My idea was that if you want to deliberately walk the next batter, let the outfielder do it, because he can do as well as the starter (after taking up 8 warm up pitches to rest the pitcher). In an intentional walk, the batter doesn't even get an "at bat." –  Tom Au Jun 9 at 19:13
    
@TomAu Also, in your article you mention having Swisher throw the warm up pitches and then go 1-0 to the hitter. Putting the pitcher back in is not allowed until one at bat is completed by the pitcher. –  diggers3 Jun 9 at 19:15
    
So an intentional walk wouldn't count as such? Or did you mean plate appearance? –  Tom Au Jun 9 at 19:16

This can happen - Whitey Herzog used to do this every so often in the 1980s to stash a pitcher while some specialist pitched to a batter or so.

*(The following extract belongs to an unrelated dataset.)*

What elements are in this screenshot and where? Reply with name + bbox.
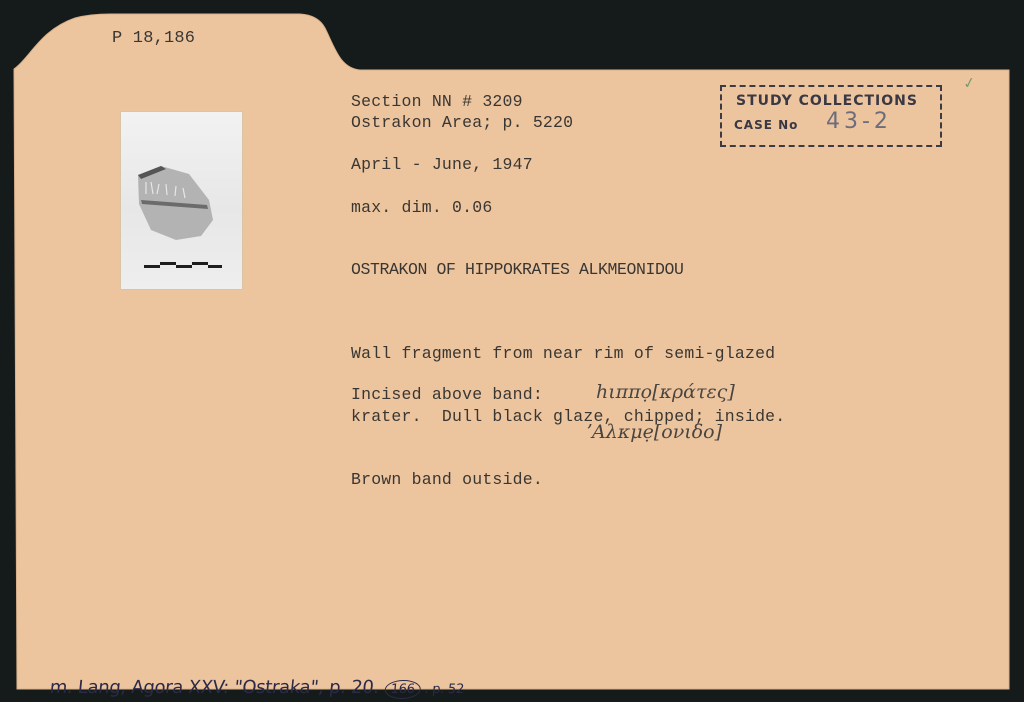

It isn't prevalent because:

  • It puts a bad fielder in the field and a worse hitter at bat for your original outfielder.
  • It burns up a relief pitcher once you switch back. And there just aren't that many bench players on a team to do this very often per game.
  • Most often when your pitcher needs replacing, he's done for the day.
  • If a regular position player can pitch, he becomes a full-time pitcher. Aside from novelty appearances, a non pitcher pitching gets blown out.